Google's DeepMind has introduced Robotics Transformer 2 (RT-2), a groundbreaking vision-language-action (VLA) model that empowers robots to carry out new tasks without specific training. Similar to how language models learn general concepts from vast amounts of web data, RT-2 utilizes text and images from the internet to comprehend real-world concepts and translate that knowledge into generalized instructions for robotic actions. The potential implications of this technology include context-aware and adaptable robots that can execute various tasks in different situations and environments with significantly less training than currently required.
What sets Google DeepMind's RT-2 apart? In 2022, DeepMind unveiled RT-1, a multi-task model that learned from 130,000 demonstrations and enabled Everyday Robots to accomplish over 700 tasks with a 97% success rate.

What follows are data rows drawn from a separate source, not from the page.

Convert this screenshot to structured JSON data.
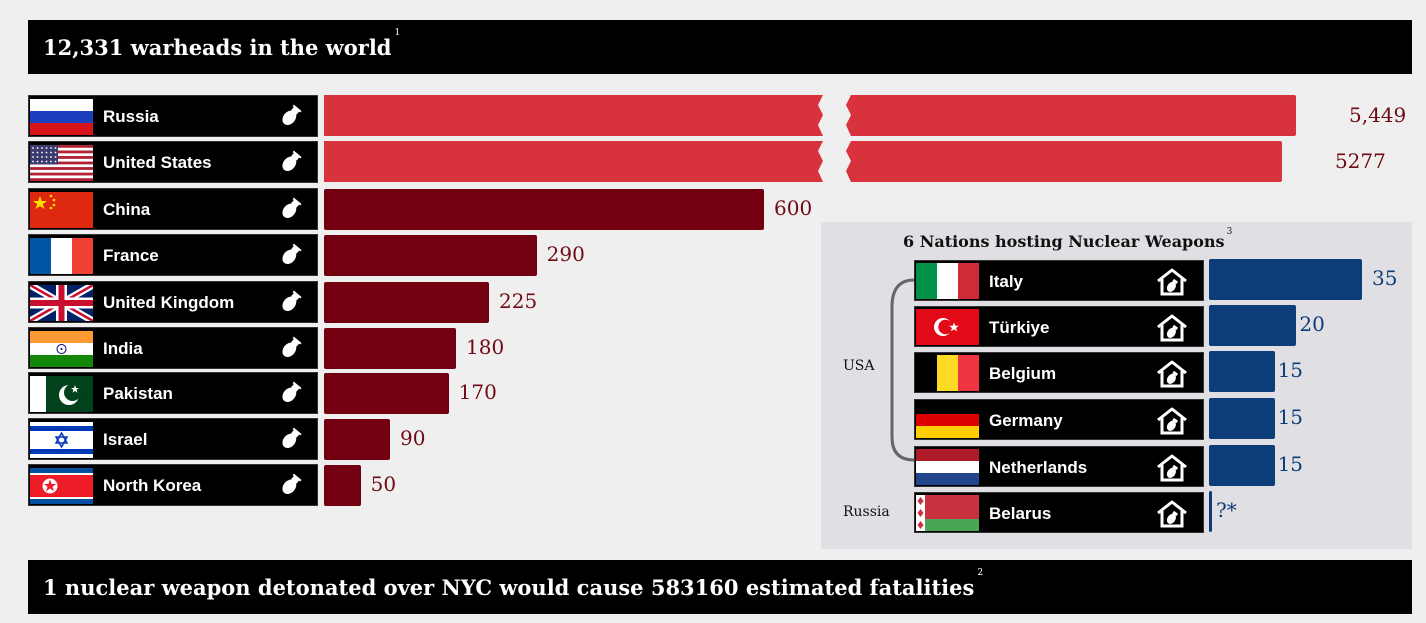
{
  "header": {
    "title": "12,331 warheads in the world",
    "footnote": "1"
  },
  "footer": {
    "title": "1 nuclear weapon detonated over NYC would cause 583160 estimated fatalities",
    "footnote": "2"
  },
  "colors": {
    "highlight_bar": "#d8323d",
    "bar": "#730010",
    "hosting_bar": "#0c3d78",
    "value_text": "#6f0a12",
    "banner": "#000000"
  },
  "chart_data": [
    {
      "type": "bar",
      "orientation": "horizontal",
      "title": "12,331 warheads in the world",
      "categories": [
        "Russia",
        "United States",
        "China",
        "France",
        "United Kingdom",
        "India",
        "Pakistan",
        "Israel",
        "North Korea"
      ],
      "values": [
        5449,
        5277,
        600,
        290,
        225,
        180,
        170,
        90,
        50
      ],
      "value_labels": [
        "5,449",
        "5277",
        "600",
        "290",
        "225",
        "180",
        "170",
        "90",
        "50"
      ],
      "broken_axis": true,
      "icon": "bomb-icon"
    },
    {
      "type": "bar",
      "orientation": "horizontal",
      "title": "6 Nations hosting Nuclear Weapons",
      "title_footnote": "3",
      "groups": [
        {
          "label": "USA",
          "members": [
            "Italy",
            "Türkiye",
            "Belgium",
            "Germany",
            "Netherlands"
          ]
        },
        {
          "label": "Russia",
          "members": [
            "Belarus"
          ]
        }
      ],
      "categories": [
        "Italy",
        "Türkiye",
        "Belgium",
        "Germany",
        "Netherlands",
        "Belarus"
      ],
      "values": [
        35,
        20,
        15,
        15,
        15,
        null
      ],
      "value_labels": [
        "35",
        "20",
        "15",
        "15",
        "15",
        "?*"
      ],
      "icon": "house-bomb-icon"
    }
  ]
}
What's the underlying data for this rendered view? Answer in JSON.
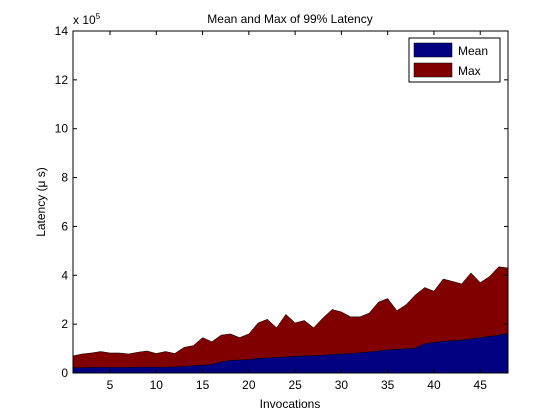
{
  "chart_data": {
    "type": "area",
    "title": "Mean and Max of 99% Latency",
    "xlabel": "Invocations",
    "ylabel": "Latency (μ s)",
    "y_multiplier": "x 10",
    "y_multiplier_exponent": "5",
    "xlim": [
      1,
      48
    ],
    "ylim": [
      0,
      14
    ],
    "xticks": [
      5,
      10,
      15,
      20,
      25,
      30,
      35,
      40,
      45
    ],
    "yticks": [
      0,
      2,
      4,
      6,
      8,
      10,
      12,
      14
    ],
    "grid": false,
    "legend_position": "top-right",
    "x": [
      1,
      2,
      3,
      4,
      5,
      6,
      7,
      8,
      9,
      10,
      11,
      12,
      13,
      14,
      15,
      16,
      17,
      18,
      19,
      20,
      21,
      22,
      23,
      24,
      25,
      26,
      27,
      28,
      29,
      30,
      31,
      32,
      33,
      34,
      35,
      36,
      37,
      38,
      39,
      40,
      41,
      42,
      43,
      44,
      45,
      46,
      47,
      48
    ],
    "series": [
      {
        "name": "Mean",
        "color": "#000080",
        "values": [
          0.22,
          0.22,
          0.23,
          0.23,
          0.23,
          0.23,
          0.23,
          0.24,
          0.24,
          0.24,
          0.24,
          0.25,
          0.27,
          0.3,
          0.32,
          0.35,
          0.45,
          0.52,
          0.53,
          0.55,
          0.6,
          0.62,
          0.64,
          0.66,
          0.68,
          0.7,
          0.71,
          0.73,
          0.76,
          0.78,
          0.8,
          0.83,
          0.86,
          0.9,
          0.95,
          0.97,
          0.99,
          1.02,
          1.2,
          1.25,
          1.3,
          1.32,
          1.35,
          1.4,
          1.45,
          1.5,
          1.55,
          1.62
        ]
      },
      {
        "name": "Max",
        "color": "#800000",
        "values": [
          0.7,
          0.78,
          0.82,
          0.88,
          0.82,
          0.82,
          0.78,
          0.85,
          0.9,
          0.8,
          0.88,
          0.8,
          1.05,
          1.12,
          1.45,
          1.28,
          1.55,
          1.6,
          1.45,
          1.6,
          2.05,
          2.2,
          1.85,
          2.4,
          2.05,
          2.15,
          1.85,
          2.25,
          2.6,
          2.5,
          2.3,
          2.3,
          2.45,
          2.9,
          3.05,
          2.55,
          2.8,
          3.2,
          3.5,
          3.35,
          3.85,
          3.75,
          3.65,
          4.1,
          3.7,
          3.95,
          4.35,
          4.3
        ]
      }
    ]
  }
}
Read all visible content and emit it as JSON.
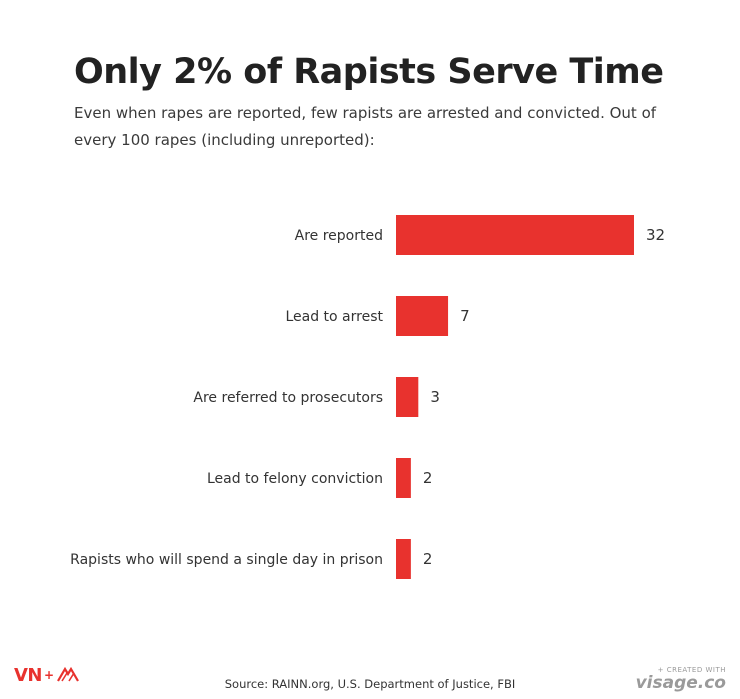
{
  "title": "Only 2% of Rapists Serve Time",
  "subtitle": "Even when rapes are reported, few rapists are arrested and convicted. Out of every 100 rapes (including unreported):",
  "source": "Source: RAINN.org, U.S. Department of Justice, FBI",
  "logo": {
    "text": "VN",
    "plus": "+"
  },
  "credit": {
    "top": "+ CREATED WITH",
    "brand": "visage.co"
  },
  "colors": {
    "bar": "#e8322e",
    "text": "#2b2b2b"
  },
  "chart_data": {
    "type": "bar",
    "orientation": "horizontal",
    "categories": [
      "Are reported",
      "Lead to arrest",
      "Are referred to prosecutors",
      "Lead to felony conviction",
      "Rapists who will spend a single day in prison"
    ],
    "values": [
      32,
      7,
      3,
      2,
      2
    ],
    "xlim": [
      0,
      32
    ],
    "grid": false,
    "legend": "none",
    "title": "Only 2% of Rapists Serve Time"
  }
}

Now, by combining the robotic demonstration data from RT-1 with web datasets, the company has developed its successor: RT-2.
The most noteworthy feature of RT-2 is its ability to function without relying on hundreds of thousands of data points. Traditionally, specific robot training covering every object, environment, and situation has been deemed essential to handle complex, abstract tasks in highly variable settings. However, RT-2 learns from a limited amount of robotic data, allowing it to perform sophisticated reasoning similar to foundation models and apply that knowledge to direct robotic actions, even for tasks it has never encountered or been trained for before.
"RT-2 demonstrates improved generalization capabilities and enhanced semantic and visual understanding beyond the robotic data it was exposed to," explains Google. This includes interpreting new commands and responding to user instructions with rudimentary reasoning, such as categorizing objects or providing high-level descriptions.
One significant advantage of RT-2 is that it can take action without specific training. For example, when tasked with throwing away trash, the model already possesses a general understanding of what trash is and can identify it without explicit training. Furthermore, it can figure out how to dispose of the trash, despite never having been trained for that specific action. In internal tests, RT-2 was performed as well as RT-1 for familiar tasks. However, for novel, unseen scenarios, RT-2's performance nearly doubled, reaching 62%, compared to RT-1's 32%.
The potential applications of advanced vision-language-action (VLA) models like RT-2 are vast. They could lead to context-aware robots capable of reasoning, problem-solving, and interpreting information to perform a diverse range of actions in the real world, depending on the specific situation. For instance, in warehouses, instead of robots performing repetitive actions for all objects, enterprises could employ machines that handle each item differently, considering factors like object type, weight, fragility, and other relevant parameters.
The impact of such developments is reflected in market projections. According to Markets and Markets, the AI-driven robotics segment is expected to grow from $6.9 billion in 2021 to $35.3 billion in 2026, at an expected compound annual growth rate (CAGR) of 38.6%. As technology advances and reaches its full potential, we can expect to witness a transformative impact on various industries and everyday life.